La imagen de hoy: "El robo del cuerpo de San Marcos", de Tintoretto

CUADERNO BESTIARIO 9: Pequeños relámpagos, de John Updike.


Los patios durante los veranos de mi juventud estaban llenos de luciérnagas, pero ahora rara vez las veo. ¿Será que me he mudado un par de grados al norte o fueron las luciérnagas víctimas del mismo abatimiento climático que ha robado las golondrinas moradas y las tortugas de caja de nuestras vidas cotidianas? ¿O yo ya no las busco con el entusiasmo exhibido aquí?
Acá, en el siglo XVIII en Japón, la joven madre sostiene una exquisita caja con ranuras, lista para la captura. En mi Pensilvania deprimida, una jarrita de pickles con agujeros hechos en la tapa y un forro de pastos en el fondo para el confort de los prisioneros, servía igual. Eran fáciles de capturar, los serviciales bichitos de luz –escarabajos de alas suaves que rara vez subían más que lo que la altura de la mano de un niño podía alcanzar–. En la palma, iluminaban los pliegues con su frío brillo amarillo cuyo ritmo parecía un balido.
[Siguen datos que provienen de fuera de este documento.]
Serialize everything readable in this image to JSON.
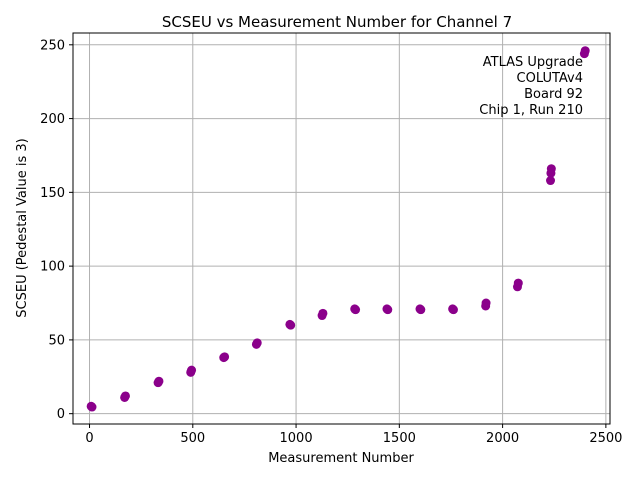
{
  "chart_data": {
    "type": "scatter",
    "title": "SCSEU vs Measurement Number for Channel 7",
    "xlabel": "Measurement Number",
    "ylabel": "SCSEU (Pedestal Value is 3)",
    "xlim": [
      -80,
      2520
    ],
    "ylim": [
      -7,
      258
    ],
    "xticks": [
      0,
      500,
      1000,
      1500,
      2000,
      2500
    ],
    "yticks": [
      0,
      50,
      100,
      150,
      200,
      250
    ],
    "grid": true,
    "marker_color": "#8b008b",
    "annotation": [
      "ATLAS Upgrade",
      "COLUTAv4",
      "Board 92",
      "Chip 1, Run 210"
    ],
    "points": [
      {
        "x": 8,
        "y": 5
      },
      {
        "x": 12,
        "y": 4.5
      },
      {
        "x": 170,
        "y": 11
      },
      {
        "x": 174,
        "y": 12
      },
      {
        "x": 332,
        "y": 21
      },
      {
        "x": 336,
        "y": 22
      },
      {
        "x": 490,
        "y": 28
      },
      {
        "x": 494,
        "y": 29.5
      },
      {
        "x": 650,
        "y": 38
      },
      {
        "x": 654,
        "y": 38.5
      },
      {
        "x": 808,
        "y": 47
      },
      {
        "x": 812,
        "y": 48
      },
      {
        "x": 970,
        "y": 60.5
      },
      {
        "x": 974,
        "y": 60
      },
      {
        "x": 1126,
        "y": 66.5
      },
      {
        "x": 1130,
        "y": 68
      },
      {
        "x": 1284,
        "y": 71
      },
      {
        "x": 1288,
        "y": 70.5
      },
      {
        "x": 1440,
        "y": 71
      },
      {
        "x": 1444,
        "y": 70.5
      },
      {
        "x": 1600,
        "y": 71
      },
      {
        "x": 1604,
        "y": 70.5
      },
      {
        "x": 1758,
        "y": 71
      },
      {
        "x": 1762,
        "y": 70.5
      },
      {
        "x": 1918,
        "y": 73
      },
      {
        "x": 1920,
        "y": 75
      },
      {
        "x": 2072,
        "y": 86
      },
      {
        "x": 2076,
        "y": 88.5
      },
      {
        "x": 2232,
        "y": 158
      },
      {
        "x": 2234,
        "y": 163
      },
      {
        "x": 2236,
        "y": 166
      },
      {
        "x": 2396,
        "y": 244
      },
      {
        "x": 2400,
        "y": 246
      }
    ]
  }
}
¿Estaban asustadas? Me imagino que sí, aunque el tempo de su pulso luminoso no aumentaba. Si hemos de creerle a la ciencia, la señal es erótica, macho a la hembra y viceversa –como notas que se pasan en una clase de adelante para atrás, como el ruborizarse o la dilatación de las pupilas que traicionan la excitación humana– y es producida por una infusión de aire a través de las células cuya sutil carga de luciferina se convierte en oxiluciferina, el oxígeno catalizado por la luciferase.
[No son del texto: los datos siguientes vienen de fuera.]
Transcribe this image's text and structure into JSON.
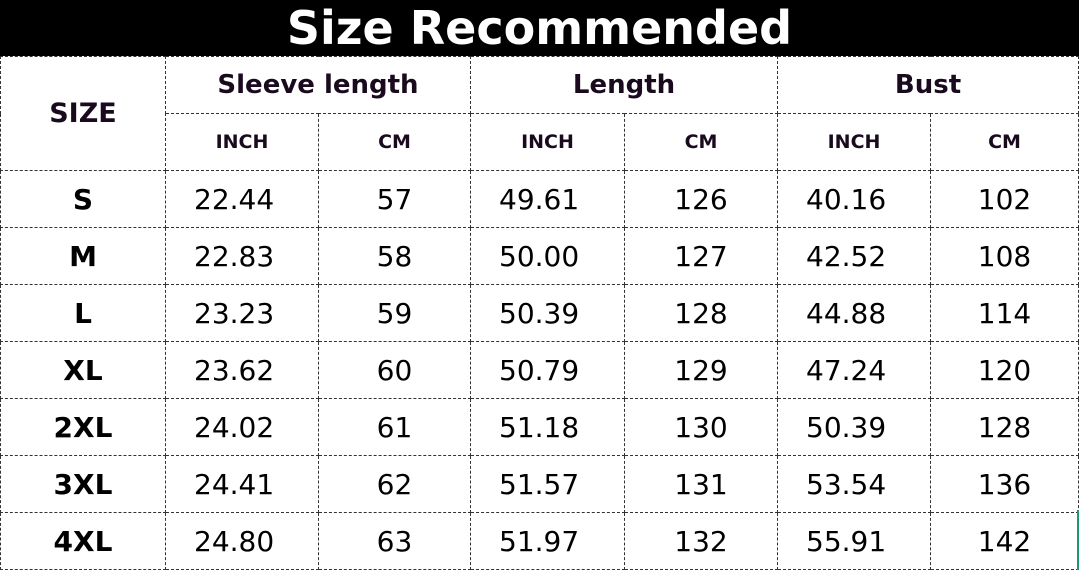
{
  "title": "Size Recommended",
  "header": {
    "size": "SIZE",
    "groups": [
      "Sleeve length",
      "Length",
      "Bust"
    ],
    "units": [
      "INCH",
      "CM",
      "INCH",
      "CM",
      "INCH",
      "CM"
    ]
  },
  "rows": [
    [
      "S",
      "22.44",
      "57",
      "49.61",
      "126",
      "40.16",
      "102"
    ],
    [
      "M",
      "22.83",
      "58",
      "50.00",
      "127",
      "42.52",
      "108"
    ],
    [
      "L",
      "23.23",
      "59",
      "50.39",
      "128",
      "44.88",
      "114"
    ],
    [
      "XL",
      "23.62",
      "60",
      "50.79",
      "129",
      "47.24",
      "120"
    ],
    [
      "2XL",
      "24.02",
      "61",
      "51.18",
      "130",
      "50.39",
      "128"
    ],
    [
      "3XL",
      "24.41",
      "62",
      "51.57",
      "131",
      "53.54",
      "136"
    ],
    [
      "4XL",
      "24.80",
      "63",
      "51.97",
      "132",
      "55.91",
      "142"
    ]
  ],
  "colors": {
    "title_bg": "#000000",
    "title_text": "#ffffff",
    "accent_edge": "#1a9a6a"
  }
}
Mientas los mayores, sin desalentarnos, se acomodaban en la oscuridad del jardín, fumando sus cigarros y murmurando sus chismes y haciendo que los muebles de mimbre chillaran, yo me convertía en el despiadado tirano de una dócil y luminosa raza.
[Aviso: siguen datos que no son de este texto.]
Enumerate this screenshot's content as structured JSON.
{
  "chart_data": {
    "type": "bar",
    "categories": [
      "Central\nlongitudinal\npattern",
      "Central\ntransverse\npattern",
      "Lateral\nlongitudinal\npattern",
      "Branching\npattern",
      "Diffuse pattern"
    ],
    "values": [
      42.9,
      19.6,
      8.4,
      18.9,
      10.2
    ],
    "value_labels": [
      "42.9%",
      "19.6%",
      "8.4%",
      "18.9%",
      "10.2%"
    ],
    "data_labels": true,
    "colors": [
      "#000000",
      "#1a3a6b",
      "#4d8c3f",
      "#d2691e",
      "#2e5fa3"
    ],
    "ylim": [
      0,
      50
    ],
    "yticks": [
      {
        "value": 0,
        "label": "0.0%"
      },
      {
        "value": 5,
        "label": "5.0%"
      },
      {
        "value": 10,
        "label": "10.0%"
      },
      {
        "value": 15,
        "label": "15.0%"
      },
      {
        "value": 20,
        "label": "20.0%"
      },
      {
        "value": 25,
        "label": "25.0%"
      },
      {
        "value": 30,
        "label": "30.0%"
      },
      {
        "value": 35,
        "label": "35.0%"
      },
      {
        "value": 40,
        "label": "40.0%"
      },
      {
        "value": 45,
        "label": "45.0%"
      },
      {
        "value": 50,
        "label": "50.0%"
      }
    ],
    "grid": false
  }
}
Las luciérnagas en mi imaginación estaban asustadas; su parpadeo era un pedido de clemencia para que las liberara, y generalmente lo eran, retomando agradecidas su nado ornamental a través de las sombras de los árboles, sobre el rocío del pasto. Pero una vez, con la torpeza de un niño, tiré una luciérnaga al piso, o la agarré y la dejé caer, y en un intento de rescate, de sacarla de entre las briznas de pasto, la empujé más adentro. Horrorizado, observé su abdomen luminoso, hasta que finalmente se apagó. Esta muerte, que había causado y presenciado, me atormentó de maneras gigantescas. No sabía, como me dice ahora la Enciclopedia, que las “luciérnagas adultas no comen”, que existen para copular, para engendrar larva que come caracoles y lombrices y que “inyecta en sus presas un líquido paralizante”; en breve, que la luciérnaga cuya muerte yo había causado ya estaba muriendo, disfrutando una mera y momentánea danza sexual entre una generación de larvas venenosas y la próxima, disfrutando ya de una suerte de vida después de la muerte.
El niño y la madre parecen entender eso en el grabado sobre madera de Chöki (Capturando luciérnagas, 1790, grabado sobre madera). Habitan un tipo de paraíso, económico como la memoria. Ni el arroyo que corre ni el iris que escucha protestan por su intento de atrapar un par de estrellas. Extrañamente, el único elemento en este grabado que muestra los efectos de la vejez es la noche eterna, el violáceo fondo de tinta y mica, arrugado y rasguñado como por pequeños relámpagos.